Create an impact with a viral marketing method first used in 1919

This afternoon above the steets of Manhattan, I witnessed a light aircraft ‘write’ a number of short phrases in the sky. Today was a particularly warm and cloudless day so the streets and parks were thronged with people, most of whom gazed skyward as the apparently unrelated phrases painted their way slowly and somewhat errily above Manhattan’s west side.

Cue a Twitter frenzy. What did these prases mean? Who was behind them? And why, of all the phrases was ‘LAST CHANCE’ one of them? Unsurprisingly, every phrase instantly warranted its own hashtag, as did ‘skywriting’ of course.

Written in the sky over Manhattan. But is it art?

Reactions varied from the near hysterical (one Tweet, from a man in Brooklyn said he and his family had begun packing their car to flee the city) to the downright dismissive.
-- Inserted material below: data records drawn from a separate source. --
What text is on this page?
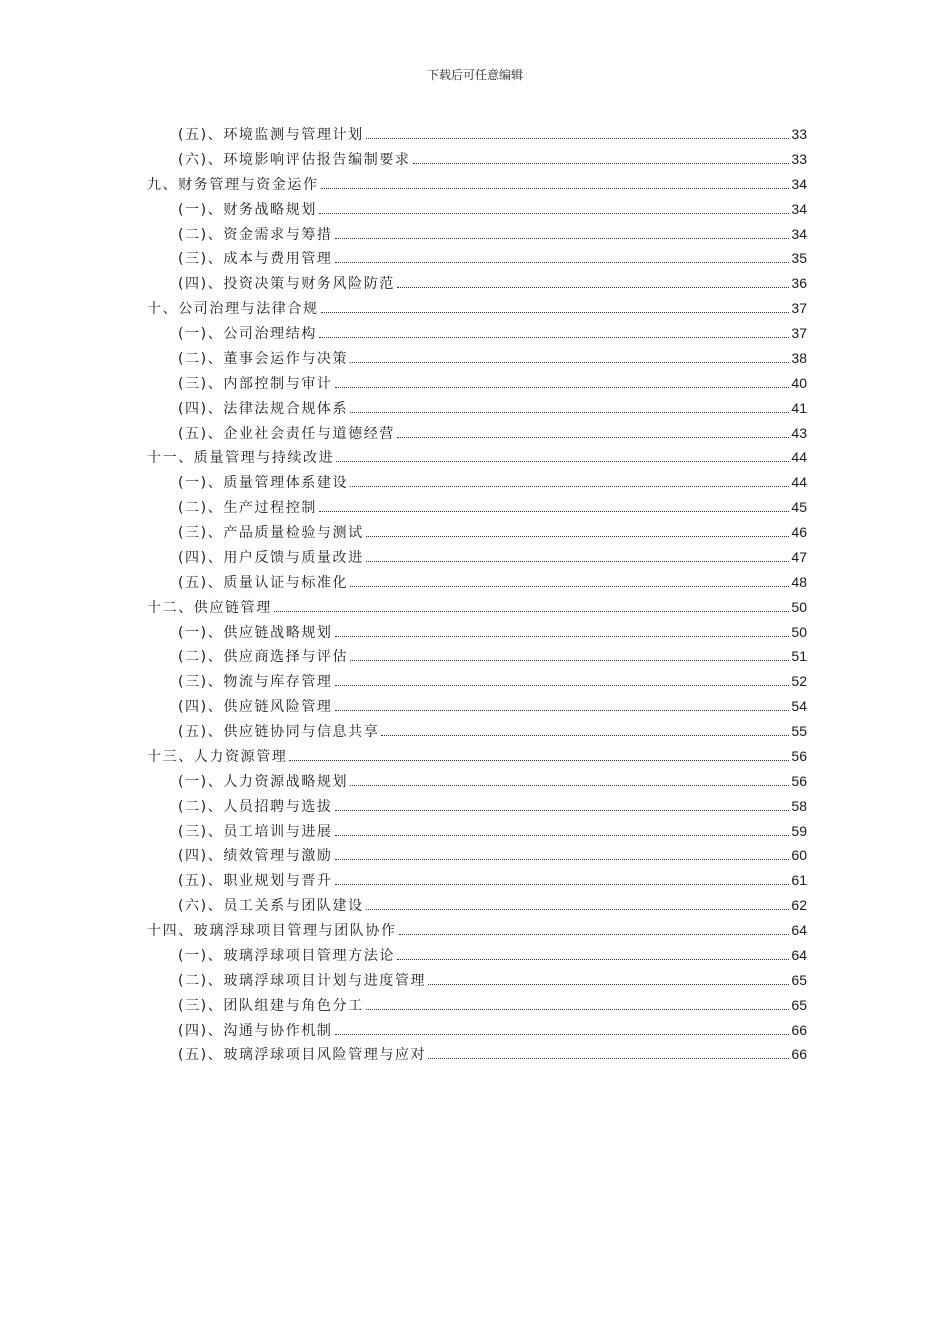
下载后可任意编辑
(五)、环境监测与管理计划	33
(六)、环境影响评估报告编制要求	33
九、财务管理与资金运作	34
(一)、财务战略规划	34
(二)、资金需求与筹措	34
(三)、成本与费用管理	35
(四)、投资决策与财务风险防范	36
十、公司治理与法律合规	37
(一)、公司治理结构	37
(二)、董事会运作与决策	38
(三)、内部控制与审计	40
(四)、法律法规合规体系	41
(五)、企业社会责任与道德经营	43
十一、质量管理与持续改进	44
(一)、质量管理体系建设	44
(二)、生产过程控制	45
(三)、产品质量检验与测试	46
(四)、用户反馈与质量改进	47
(五)、质量认证与标准化	48
十二、供应链管理	50
(一)、供应链战略规划	50
(二)、供应商选择与评估	51
(三)、物流与库存管理	52
(四)、供应链风险管理	54
(五)、供应链协同与信息共享	55
十三、人力资源管理	56
(一)、人力资源战略规划	56
(二)、人员招聘与选拔	58
(三)、员工培训与进展	59
(四)、绩效管理与激励	60
(五)、职业规划与晋升	61
(六)、员工关系与团队建设	62
十四、玻璃浮球项目管理与团队协作	64
(一)、玻璃浮球项目管理方法论	64
(二)、玻璃浮球项目计划与进度管理	65
(三)、团队组建与角色分工	65
(四)、沟通与协作机制	66
(五)、玻璃浮球项目风险管理与应对	66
Either way, a conversation was suddenly under way, and on a darned large scale. The consensus was that this was clearly a marketing stunt and we would discover the meaning in due course.

Turns out, the messages were not marketing related at all (at least not unless you’re really cynical). No, the messages were in fact, public art. Now I’m no art critic but for the 30 minutes or so it took to complete and subsequently lose the artwork on the wind, I was as transfixed as much of New York City. Powerful stuff. Stuff which was apparently first performed in 1919.